Sysdig regularly makes note of the fact that monitoring a container environment requires a monitoring tool that runs natively on containers. Otherwise, a monitoring tool has to rely on agents that more often than not are heavier than the container being monitored. Today Sysdig extended that reach of its namesake monitoring tool to the Mesosphere data center operating system platform and Marathon scheduling software.
Apurva Davé, vice president of marketing for Sysdig, notes that it’s not only important to be able to monitor the container, but also the orchestration framework managing it. For that reason Davé says Mesosphere is the first in a series of orchestration frameworks that Sysdig will be adding support for in both the open source version of Sysdig and Sysdig Cloud in the months ahead.
Sysdig will make use of application programming interfaces (APIs) to employ metadata provided by Mesosphere’s offerings to monitor and troubleshoot both physical resources as well as logical groups that make up a distributed set of applications and microservices. IT operations teams will be monitor individual hosts in Mesos environments using the core ContainerVision technology that Sysdig created for root cause analysis, performance analysis, system exploration, and security analysis.
Sysdig Cloud, the commercial version of the monitoring tool, comes with pre-built monitoring dashboards and templates to quickly analyze, for example, the performance of Mesos-specific frameworks, applications, groups and tasks across tens of thousands of containers running on any number of clouds, says Davé.
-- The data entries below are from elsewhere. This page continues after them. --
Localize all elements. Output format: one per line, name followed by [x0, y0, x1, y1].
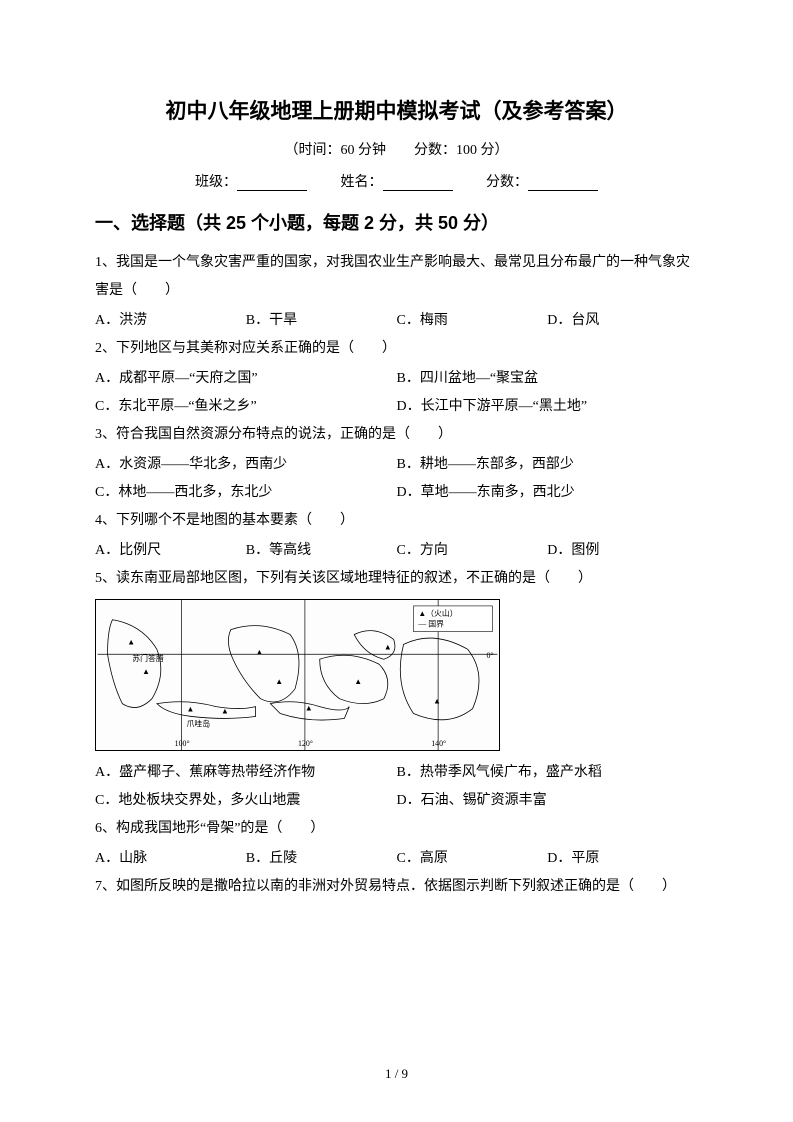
map-legend-2: — 国界: [417, 620, 444, 629]
q5-text: 5、读东南亚局部地区图，下列有关该区域地理特征的叙述，不正确的是（ ）: [95, 565, 698, 593]
q1-text: 1、我国是一个气象灾害严重的国家，对我国农业生产影响最大、最常见且分布最广的一种…: [95, 249, 698, 305]
q1-a: A．洪涝: [95, 307, 246, 335]
map-legend-1: ▲（火山）: [418, 608, 457, 618]
info-line: 班级： 姓名： 分数：: [95, 171, 698, 191]
score-label: 分数：: [486, 175, 528, 190]
svg-text:▲: ▲: [256, 647, 264, 656]
q4-text: 4、下列哪个不是地图的基本要素（ ）: [95, 507, 698, 535]
q3-options: A．水资源——华北多，西南少 B．耕地——东部多，西部少 C．林地——西北多，东…: [95, 451, 698, 507]
q2-options: A．成都平原—“天府之国” B．四川盆地—“聚宝盆 C．东北平原—“鱼米之乡” …: [95, 365, 698, 421]
svg-text:▲: ▲: [275, 677, 283, 686]
map-label-sumatra: 苏门答腊: [132, 653, 164, 663]
q1-options: A．洪涝 B．干旱 C．梅雨 D．台风: [95, 307, 698, 335]
q4-options: A．比例尺 B．等高线 C．方向 D．图例: [95, 537, 698, 565]
svg-text:▲: ▲: [186, 705, 194, 714]
svg-text:▲: ▲: [221, 706, 229, 715]
q5-a: A．盛产椰子、蕉麻等热带经济作物: [95, 759, 397, 787]
map-lon2: 120°: [298, 739, 313, 748]
q5-b: B．热带季风气候广布，盛产水稻: [397, 759, 699, 787]
q6-c: C．高原: [397, 845, 548, 873]
q2-b: B．四川盆地—“聚宝盆: [397, 365, 699, 393]
q3-c: C．林地——西北多，东北少: [95, 479, 397, 507]
map-lat: 0°: [486, 651, 493, 660]
q1-b: B．干旱: [246, 307, 397, 335]
q4-b: B．等高线: [246, 537, 397, 565]
q6-b: B．丘陵: [246, 845, 397, 873]
q3-text: 3、符合我国自然资源分布特点的说法，正确的是（ ）: [95, 421, 698, 449]
class-label: 班级：: [195, 175, 237, 190]
q2-text: 2、下列地区与其美称对应关系正确的是（ ）: [95, 335, 698, 363]
q3-a: A．水资源——华北多，西南少: [95, 451, 397, 479]
svg-text:▲: ▲: [127, 637, 135, 646]
q6-text: 6、构成我国地形“骨架”的是（ ）: [95, 815, 698, 843]
q5-c: C．地处板块交界处，多火山地震: [95, 787, 397, 815]
q3-b: B．耕地——东部多，西部少: [397, 451, 699, 479]
svg-text:▲: ▲: [354, 677, 362, 686]
class-blank[interactable]: [237, 177, 307, 191]
page-title: 初中八年级地理上册期中模拟考试（及参考答案）: [95, 95, 698, 125]
page-number: 1 / 9: [0, 1066, 793, 1082]
q6-d: D．平原: [547, 845, 698, 873]
svg-text:▲: ▲: [305, 704, 313, 713]
svg-text:▲: ▲: [142, 667, 150, 676]
svg-text:▲: ▲: [384, 642, 392, 651]
map-lon1: 100°: [175, 739, 190, 748]
q5-d: D．石油、锡矿资源丰富: [397, 787, 699, 815]
score-blank[interactable]: [528, 177, 598, 191]
q6-a: A．山脉: [95, 845, 246, 873]
q4-d: D．图例: [547, 537, 698, 565]
q1-d: D．台风: [547, 307, 698, 335]
q7-text: 7、如图所反映的是撒哈拉以南的非洲对外贸易特点．依据图示判断下列叙述正确的是（ …: [95, 873, 698, 901]
exam-subtitle: （时间：60 分钟 分数：100 分）: [95, 139, 698, 159]
q4-a: A．比例尺: [95, 537, 246, 565]
map-label-java: 爪哇岛: [186, 718, 210, 728]
name-label: 姓名：: [341, 175, 383, 190]
name-blank[interactable]: [383, 177, 453, 191]
svg-text:▲: ▲: [433, 697, 441, 706]
q2-d: D．长江中下游平原—“黑土地”: [397, 393, 699, 421]
map-lon3: 140°: [431, 739, 446, 748]
q5-options: A．盛产椰子、蕉麻等热带经济作物 B．热带季风气候广布，盛产水稻 C．地处板块交…: [95, 759, 698, 815]
map-figure: ▲▲ ▲▲ ▲▲ ▲▲ ▲▲ 苏门答腊 爪哇岛 ▲（火山） — 国界 100° …: [95, 599, 500, 751]
q1-c: C．梅雨: [397, 307, 548, 335]
q2-c: C．东北平原—“鱼米之乡”: [95, 393, 397, 421]
q4-c: C．方向: [397, 537, 548, 565]
q2-a: A．成都平原—“天府之国”: [95, 365, 397, 393]
q6-options: A．山脉 B．丘陵 C．高原 D．平原: [95, 845, 698, 873]
q3-d: D．草地——东南多，西北少: [397, 479, 699, 507]
section-header: 一、选择题（共 25 个小题，每题 2 分，共 50 分）: [95, 209, 698, 235]
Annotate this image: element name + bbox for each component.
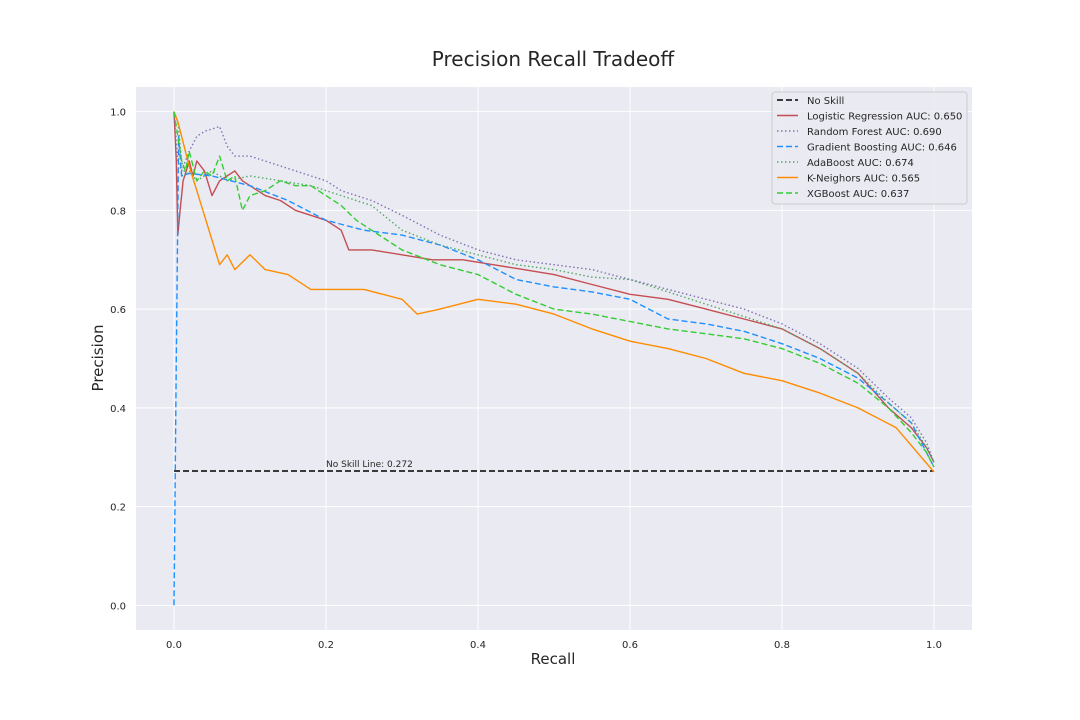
y-tick-label: 0.2 (110, 503, 126, 514)
series-line-4 (173, 111, 935, 463)
y-tick-label: 0.4 (110, 404, 126, 415)
annotation-no-skill: No Skill Line: 0.272 (326, 460, 413, 470)
series-line-3 (173, 135, 935, 606)
series-lines (173, 111, 935, 606)
x-tick-label: 0.8 (774, 640, 790, 651)
x-tick-label: 0.2 (318, 640, 334, 651)
legend-label-6: XGBoost AUC: 0.637 (807, 189, 909, 200)
legend-box (771, 91, 968, 205)
chart-title: Precision Recall Tradeoff (432, 47, 676, 71)
x-tick-label: 1.0 (926, 640, 942, 651)
x-tick-label: 0.6 (622, 640, 638, 651)
x-tick-label: 0.0 (166, 640, 182, 651)
tick-labels: 0.0 0.2 0.4 0.6 0.8 1.0 0.0 0.2 0.4 0.6 0.8 1.0 (110, 108, 942, 651)
series-line-6 (173, 111, 935, 468)
legend-label-0: No Skill (807, 96, 844, 107)
legend-label-1: Logistic Regression AUC: 0.650 (807, 112, 962, 123)
y-tick-label: 0.6 (110, 305, 126, 316)
legend-label-5: K-Neighors AUC: 0.565 (807, 174, 920, 185)
legend: No Skill Logistic Regression AUC: 0.650 Ra… (771, 91, 968, 205)
y-tick-label: 0.0 (110, 601, 126, 612)
y-tick-label: 1.0 (110, 108, 126, 119)
x-tick-label: 0.4 (470, 640, 486, 651)
y-tick-label: 0.8 (110, 206, 126, 217)
legend-label-2: Random Forest AUC: 0.690 (807, 127, 942, 138)
legend-label-4: AdaBoost AUC: 0.674 (807, 158, 914, 169)
series-line-2 (173, 111, 935, 463)
y-axis-label: Precision (89, 325, 107, 392)
x-axis-label: Recall (531, 650, 576, 668)
series-line-5 (173, 111, 935, 473)
series-line-1 (173, 111, 935, 463)
legend-label-3: Gradient Boosting AUC: 0.646 (807, 143, 957, 154)
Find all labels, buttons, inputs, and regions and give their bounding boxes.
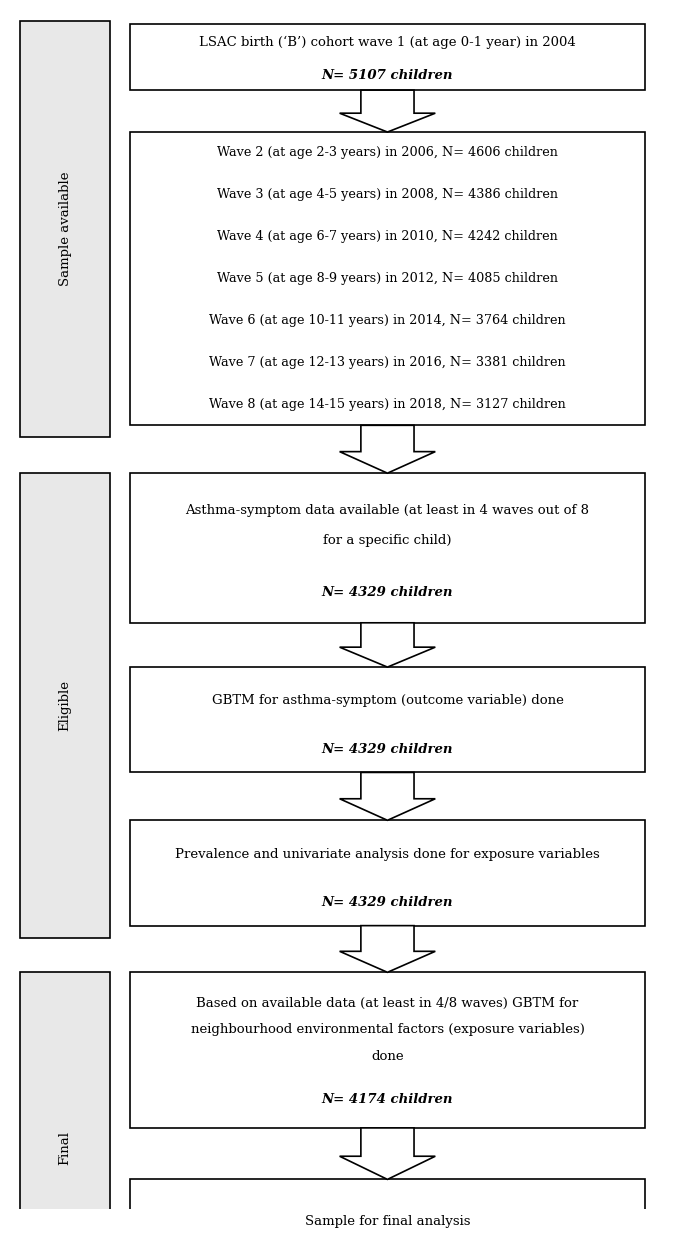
Text: LSAC birth (‘B’) cohort wave 1 (at age 0-1 year) in 2004: LSAC birth (‘B’) cohort wave 1 (at age 0… — [199, 36, 576, 49]
Polygon shape — [340, 90, 435, 132]
Bar — [130, 132, 645, 426]
Polygon shape — [340, 772, 435, 821]
Text: Wave 8 (at age 14-15 years) in 2018, N= 3127 children: Wave 8 (at age 14-15 years) in 2018, N= … — [209, 397, 566, 411]
Bar — [21, 21, 110, 437]
Text: N= 4329 children: N= 4329 children — [322, 896, 453, 909]
Bar — [130, 668, 645, 772]
Bar — [130, 473, 645, 623]
Text: N= 5107 children: N= 5107 children — [322, 69, 453, 83]
Bar — [130, 25, 645, 90]
Text: Wave 6 (at age 10-11 years) in 2014, N= 3764 children: Wave 6 (at age 10-11 years) in 2014, N= … — [209, 315, 566, 327]
Polygon shape — [340, 1128, 435, 1180]
Text: Final: Final — [59, 1130, 72, 1165]
Polygon shape — [340, 426, 435, 473]
Text: N= 4329 children: N= 4329 children — [322, 743, 453, 755]
Text: N= 4329 children: N= 4329 children — [322, 586, 453, 600]
Text: Wave 5 (at age 8-9 years) in 2012, N= 4085 children: Wave 5 (at age 8-9 years) in 2012, N= 40… — [217, 273, 558, 285]
Bar — [130, 821, 645, 926]
Text: for a specific child): for a specific child) — [323, 534, 451, 547]
Text: Wave 4 (at age 6-7 years) in 2010, N= 4242 children: Wave 4 (at age 6-7 years) in 2010, N= 42… — [217, 231, 558, 243]
Text: Wave 2 (at age 2-3 years) in 2006, N= 4606 children: Wave 2 (at age 2-3 years) in 2006, N= 46… — [217, 147, 558, 159]
Bar — [130, 972, 645, 1128]
Text: Asthma-symptom data available (at least in 4 waves out of 8: Asthma-symptom data available (at least … — [186, 503, 590, 517]
Text: Eligible: Eligible — [59, 680, 72, 731]
Text: GBTM for asthma-symptom (outcome variable) done: GBTM for asthma-symptom (outcome variabl… — [212, 695, 563, 707]
Bar — [130, 1180, 645, 1234]
Polygon shape — [340, 623, 435, 668]
Text: done: done — [371, 1050, 403, 1062]
Text: neighbourhood environmental factors (exposure variables): neighbourhood environmental factors (exp… — [190, 1023, 584, 1037]
Text: Wave 3 (at age 4-5 years) in 2008, N= 4386 children: Wave 3 (at age 4-5 years) in 2008, N= 43… — [217, 189, 558, 201]
Bar — [21, 473, 110, 938]
Text: Prevalence and univariate analysis done for exposure variables: Prevalence and univariate analysis done … — [175, 848, 600, 860]
Text: Based on available data (at least in 4/8 waves) GBTM for: Based on available data (at least in 4/8… — [197, 997, 579, 1009]
Text: Sample available: Sample available — [59, 172, 72, 286]
Text: N= 4174 children: N= 4174 children — [322, 1093, 453, 1107]
Text: Wave 7 (at age 12-13 years) in 2016, N= 3381 children: Wave 7 (at age 12-13 years) in 2016, N= … — [209, 355, 566, 369]
Text: Sample for final analysis: Sample for final analysis — [305, 1215, 470, 1228]
Bar — [21, 972, 110, 1234]
Polygon shape — [340, 926, 435, 972]
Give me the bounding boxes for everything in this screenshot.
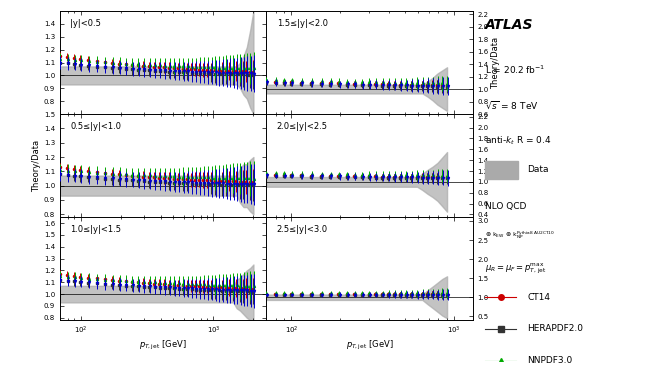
Y-axis label: Theory/Data: Theory/Data — [492, 36, 501, 89]
Text: L = 20.2 fb$^{-1}$: L = 20.2 fb$^{-1}$ — [486, 64, 545, 76]
Text: NNPDF3.0: NNPDF3.0 — [527, 356, 573, 365]
Text: HERAPDF2.0: HERAPDF2.0 — [527, 324, 583, 333]
Bar — [486, 161, 518, 179]
Text: NLO QCD: NLO QCD — [486, 202, 527, 210]
Text: $\sqrt{s}$ = 8 TeV: $\sqrt{s}$ = 8 TeV — [486, 99, 539, 111]
Text: 2.0≤|y|<2.5: 2.0≤|y|<2.5 — [276, 122, 328, 131]
Text: anti-$k_t$ R = 0.4: anti-$k_t$ R = 0.4 — [486, 135, 552, 147]
Text: CT14: CT14 — [527, 293, 551, 301]
Text: $\otimes$ k$_{\rm EW}$ $\otimes$ k$_{\rm NP}^{\rm Pythia8\,AU2CT10}$: $\otimes$ k$_{\rm EW}$ $\otimes$ k$_{\rm… — [486, 230, 555, 241]
Text: 0.5≤|y|<1.0: 0.5≤|y|<1.0 — [70, 122, 121, 131]
Text: |y|<0.5: |y|<0.5 — [70, 19, 101, 28]
Text: Data: Data — [527, 165, 549, 174]
X-axis label: $p_{T,\mathrm{jet}}$ [GeV]: $p_{T,\mathrm{jet}}$ [GeV] — [139, 339, 187, 352]
Text: 2.5≤|y|<3.0: 2.5≤|y|<3.0 — [276, 225, 328, 234]
Text: ATLAS: ATLAS — [486, 18, 534, 32]
Text: $\mu_R = \mu_F = p_{T,\,\rm jet}^{\rm max}$: $\mu_R = \mu_F = p_{T,\,\rm jet}^{\rm ma… — [486, 262, 547, 276]
Y-axis label: Theory/Data: Theory/Data — [32, 139, 41, 192]
Text: 1.0≤|y|<1.5: 1.0≤|y|<1.5 — [70, 225, 121, 234]
X-axis label: $p_{T,\mathrm{jet}}$ [GeV]: $p_{T,\mathrm{jet}}$ [GeV] — [346, 339, 393, 352]
Text: 1.5≤|y|<2.0: 1.5≤|y|<2.0 — [276, 19, 328, 28]
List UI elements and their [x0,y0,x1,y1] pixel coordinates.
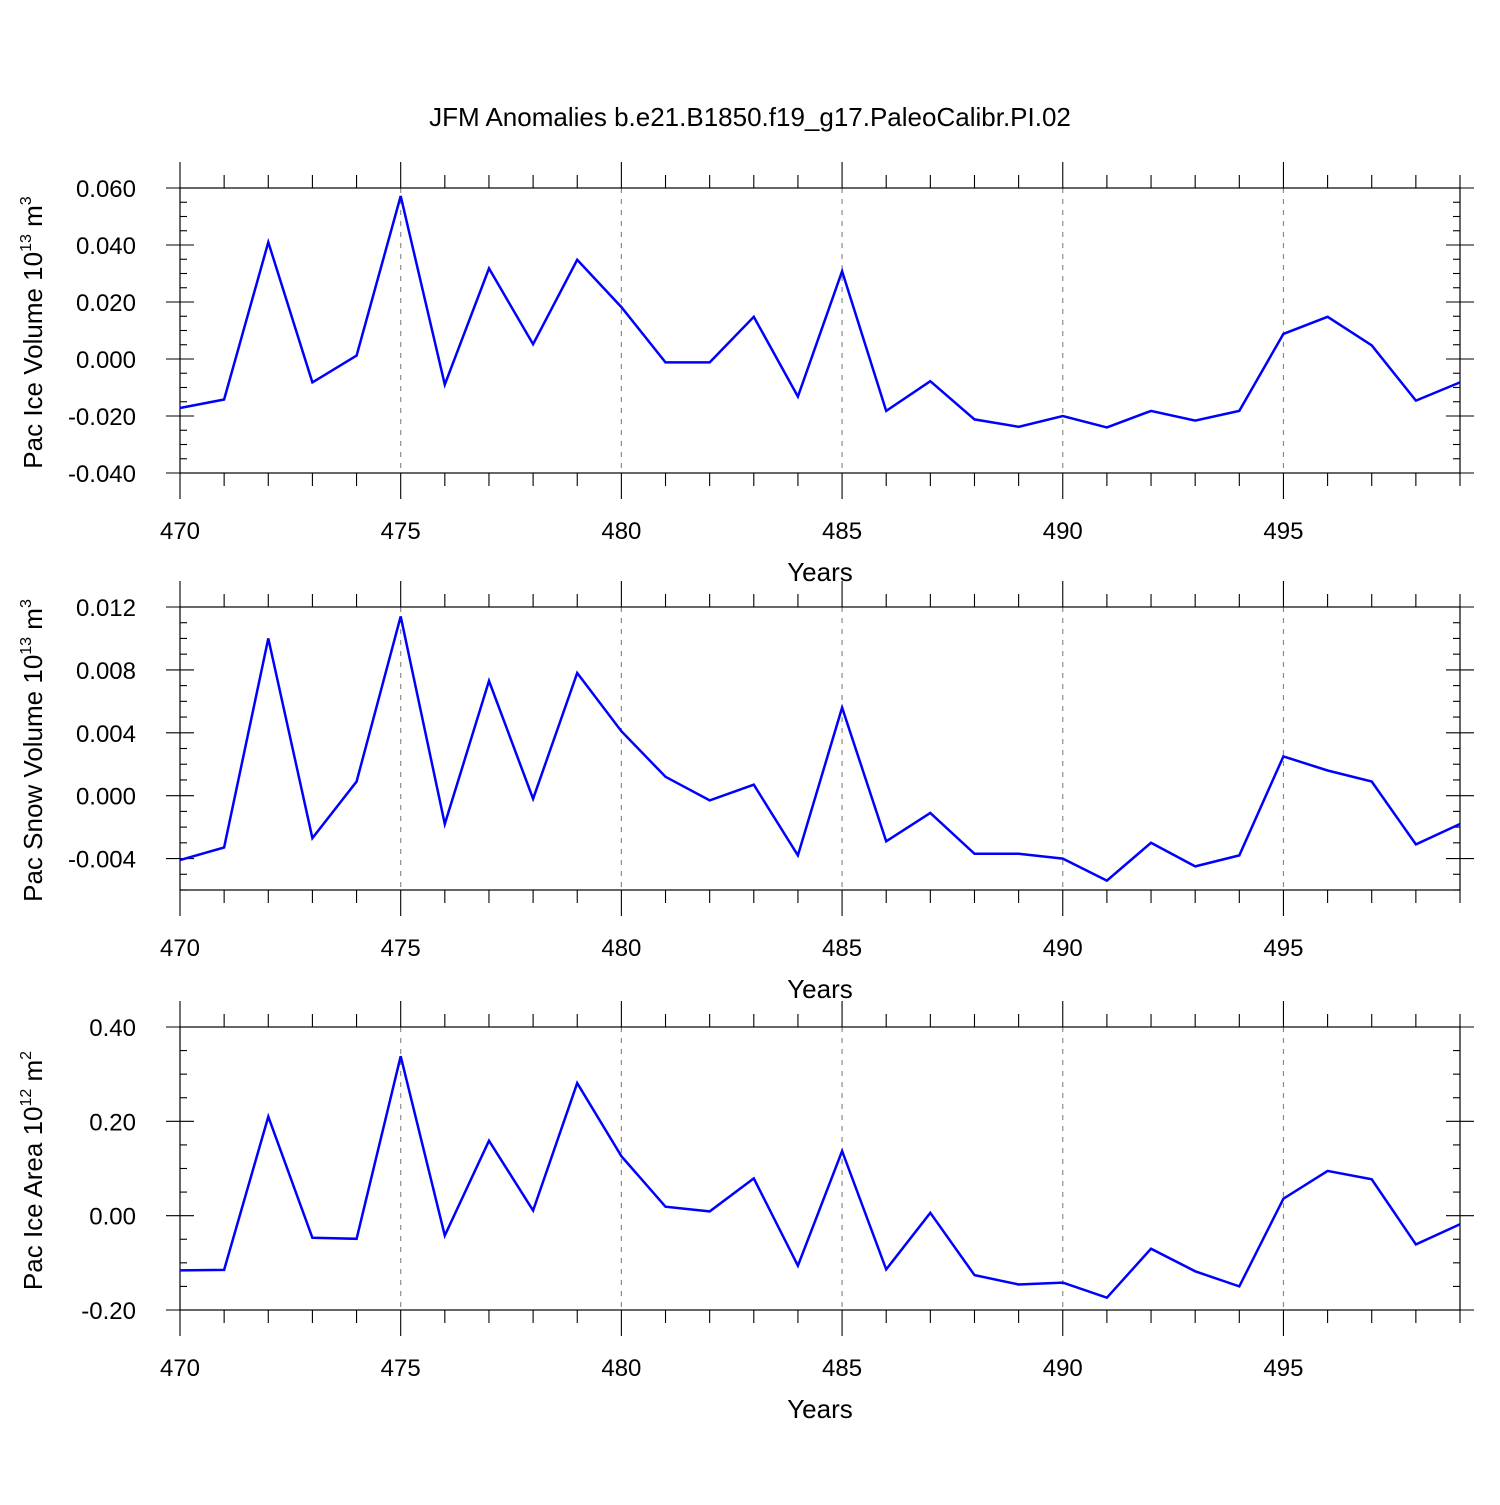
y-tick-label: 0.040 [76,233,136,260]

Of course, in all probability most enterprise IT organizations are going to wind up with multiple orchestration frameworks for managing containers. But that doesn’t necessarily mean they will want separate monitoring tools for each environment. It’s more likely they will want a common set of monitoring tools to better compare container application performance across multiple orchestration frameworks. In addition, Sysdig is betting that while developers and IT operations staff will want access to common pool of metrics, the dashboards they will want to view that data through will be substantially different. The end result should be greater DevOps collaboration being achieved in a way that doesn’t force one camp or another into a particular format for consuming those metrics. That’s critical at a time when IT organizations may soon find themselves managing more applications than ever as developers take advantage of containers to dramatically increase the total number of production applications running at any given time in the enterprise.
While there is a natural temptation to want to extend existing monitoring investment to track what is occurring in a container environment, Davé says it’s impossible to do that with breaking the fundamental lightweight container paradigm that make container so attractive to developers and IT operations teams alike. ContainerVision, explains Davé, provides insights into not only the containers, but also the infrastructure they run on and the applications inside them. For those reasons Davé says Sysdig has enjoyed considerable success at a time when both developers and IT operations teams are just now coming to terms with the implications of the impact containers will have across the enterprise.